A Niche Environmental Prize—With Huge Global Stakes

photo:  Konstantin Aksenov/shutterstock

photo:  Konstantin Aksenov/shutterstock

The thing that’s so compelling about the Indonesian Peat Prize is that the problem it seeks to solve is as narrowly focused as it is important. As we pointed out back in 2016, the problem of burning peatlands in Indonesia may sound small in scope, but the human health threat and the implications for climate change are staggering, with global impacts.

Now, the contest has wrapped up, the $1 million prize has been awarded, and the initiative has demonstrated the potential for such a foundation-backed challenge to bring together bright minds from all over to hammer down on such a serious problem. 

The winner is the appropriately named International Peat Mapping Team (IPMT), which includes experts from Germany, the Netherlands and Indonesia. Since the prize launched two years ago, they rose to the top of 44 total entrants spanning 10 countries, narrowed down by a scientific advisory board. 

The contest itself is a unique collaboration. The cash award was fronted by the Packard Foundation, and the competition designed by consulting firm Context Partners, a Portland-based B Corp (they come up with a lot of prizes, but also developed a sustainability program for Ikea). And it was set in motion by an agency of the Indonesian government as part of an effort to crack down on the destruction of peatlands. 

The sprawling archipelago nation, the fourth-most populous in the world, has high concentrations of peat, which is a dense, boggy mush of decaying plant matter. Indonesia is also a large producer of agriculture products like palm oil, and supply chains are clearing peatlands to make room, drying them out or burning them, unintentionally or not. This is bad, but it’s much worse considering peatlands store about a third of the world's soil carbon, making them crucial landscapes when it comes to managing climate change. And to top it all off, the thick smoke from peat fires is a deadly public health threat. 

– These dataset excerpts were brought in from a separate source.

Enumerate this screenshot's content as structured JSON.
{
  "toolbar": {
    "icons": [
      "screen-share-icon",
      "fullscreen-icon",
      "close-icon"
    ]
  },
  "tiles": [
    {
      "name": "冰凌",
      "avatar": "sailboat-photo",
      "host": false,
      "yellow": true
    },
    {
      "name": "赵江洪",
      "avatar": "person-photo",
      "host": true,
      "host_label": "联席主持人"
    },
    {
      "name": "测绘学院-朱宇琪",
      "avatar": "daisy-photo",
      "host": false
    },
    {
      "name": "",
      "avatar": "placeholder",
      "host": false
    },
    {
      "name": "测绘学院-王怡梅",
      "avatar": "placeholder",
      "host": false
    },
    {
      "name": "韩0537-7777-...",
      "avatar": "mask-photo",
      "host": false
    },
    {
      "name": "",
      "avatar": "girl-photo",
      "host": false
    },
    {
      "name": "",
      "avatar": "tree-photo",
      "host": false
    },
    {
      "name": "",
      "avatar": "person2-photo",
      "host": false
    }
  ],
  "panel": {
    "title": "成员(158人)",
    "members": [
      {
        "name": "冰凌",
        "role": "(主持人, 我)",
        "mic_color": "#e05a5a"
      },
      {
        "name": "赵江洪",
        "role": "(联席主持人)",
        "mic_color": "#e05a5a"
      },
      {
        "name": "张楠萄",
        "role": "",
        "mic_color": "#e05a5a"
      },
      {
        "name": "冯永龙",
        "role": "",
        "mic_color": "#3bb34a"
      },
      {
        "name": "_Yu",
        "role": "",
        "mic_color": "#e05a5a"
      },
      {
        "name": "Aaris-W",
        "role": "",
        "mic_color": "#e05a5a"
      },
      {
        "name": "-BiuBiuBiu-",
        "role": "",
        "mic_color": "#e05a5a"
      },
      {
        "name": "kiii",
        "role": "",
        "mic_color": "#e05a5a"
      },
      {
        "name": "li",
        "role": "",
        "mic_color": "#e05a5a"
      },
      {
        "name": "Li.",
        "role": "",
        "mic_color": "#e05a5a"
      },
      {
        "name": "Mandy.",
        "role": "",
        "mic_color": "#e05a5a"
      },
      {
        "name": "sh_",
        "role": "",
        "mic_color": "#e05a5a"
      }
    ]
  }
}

So a crackdown on illegal clearing is hugely needed, but also very hard to accomplish for reasons both political and logistical. Indonesia’s dense forests and the varying depth of peat bogs makes it difficult to know exactly where the peat is. The competition sought a team that could greatly increase the accuracy of mapping in an affordable way. 

The winner came up with a method to combine satellite imagery, LIDAR and on-the-ground measurements to create cost-effective, accurate maps of peatlands, including how deep they run. Their solution will be put to work as a step toward more effective conservation efforts in Indonesia, including managing peatlands and keeping them saturated to prevent fires. IPMT is going to put the winnings toward more peat research, and as a nice touch, scholarships for Indonesians to attend college in Germany. Protecting peat is increasingly understood as an important worldwide challenge, so the team’s work could be used in other locations.

While it’s tough to say whether this outcome couldn’t have been achieved with a more standard grant or government program, a prize can be a way of casting a wide net and getting a mix of ideas. The competitive aspect was also likely useful here, given the need to balance cost and effectiveness. The Indonesian government has a lot of work ahead, but it seems to have found an effective way to shine a spotlight on a problem in serious need of a solution. 

It's not surprising to find the Packard Foundation behind this effort. The Bay Area grantmaker plays a distinctive and critical role in the environmental funding world with its keen focus on the nexus between conservation science and climate change. It's often tackled complex ecosystems issues that other funders aren't paying attention to.